И, думая почему-то именно о Марье Павловне, Матийцев был немало удивлен, когда увидел ее возле небольшого особнячка квартиры Безотчетова; она прогуливалась вместе со своей рыженькой собачкой, неизвестной породы, остриженной ввиду теплого времени подо льва, хотя и бесхвостой.
Матийцев подошел к ней потому, что не подойти было бы неудобно, и первое, что от нее услышал он, когда подошел, было:
— А мы уж пообедали!
— Я тоже пообедал, — поняв ее, сообщил ей Матийцев, — даже успел вот пройтись до почты и обратно.
— Да, гулять вам надо, гулять надо, — посоветовала Марья Павловна. — Надо запасаться здоровьем… Я в шахтах никогда не была, конечно, и только от мужа слышу, что воздух у вас там ужа-асный, ужасный…
— Ну еще бы, разумеется, на поверхности куда лучше воздух, — в тон ей подобрал слова Матийцев.
— А как теперь ваша голова? — вспомнила Марья Павловна.
— Ничего, благодарю вас, работает…
— А не болит по ночам?
— Нет, я ее по ночам не слышу, — сплю ведь.
— А крепко ли, как надо, спите, вот вопрос?
— По мере усталости обыкновенно спят люди… если на них не котятся кошки.
Последнее добавил Матийцев как-то неожиданно для себя и тут же пожалел было, что добавил, но Марья Павловна довольно весело рассмеялась:
— Вот видите, видите, что значит прогулялись! Вот вы уж и шутник стали!.. Это я непременно мужу передам, непременно!
— А он дома теперь? — быстро спросил Матийцев, так как ему неприятен был ее смех над тем, что совсем не было шуткой.
— Газету читает… в садике. А вы к нему поговорить?
— Вот именно: мне бы к нему по делу, — на несколько слов.

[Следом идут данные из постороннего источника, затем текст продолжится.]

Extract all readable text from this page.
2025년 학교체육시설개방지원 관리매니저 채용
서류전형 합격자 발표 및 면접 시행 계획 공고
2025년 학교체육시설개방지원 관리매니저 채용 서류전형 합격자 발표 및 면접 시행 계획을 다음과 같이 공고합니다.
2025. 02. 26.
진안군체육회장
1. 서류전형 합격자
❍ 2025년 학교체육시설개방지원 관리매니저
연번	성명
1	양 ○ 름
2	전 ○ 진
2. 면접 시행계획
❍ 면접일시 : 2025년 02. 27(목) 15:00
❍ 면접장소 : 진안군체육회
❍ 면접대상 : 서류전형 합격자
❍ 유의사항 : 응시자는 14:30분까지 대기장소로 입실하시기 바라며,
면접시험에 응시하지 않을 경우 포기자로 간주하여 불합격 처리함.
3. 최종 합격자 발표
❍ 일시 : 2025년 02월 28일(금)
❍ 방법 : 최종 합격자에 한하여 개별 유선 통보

— Так что ж, заходите, а я еще погуляю.
И она позвала свою собачку, которой скучно стало слушать и хозяйку и ее кавалера, почему она и отбежала шагов за пятнадцать, а Матийцев, раскланявшись с Марьей Павловной, пошел к Безотчетову.
Садик при особнячке главного инженера был отгорожен от рудничного двора глухою кирпичною стенкой, и пройти в него можно было только через узенький коридорчик в прихожей. Своего начальника Матийцев застал лежащим в шезлонге с газетой в руках.
Безотчетов сделал вид, что обрадован его приходом: он заулыбался, что случалось с ним очень редко, и даже привстал немного, здороваясь с ним.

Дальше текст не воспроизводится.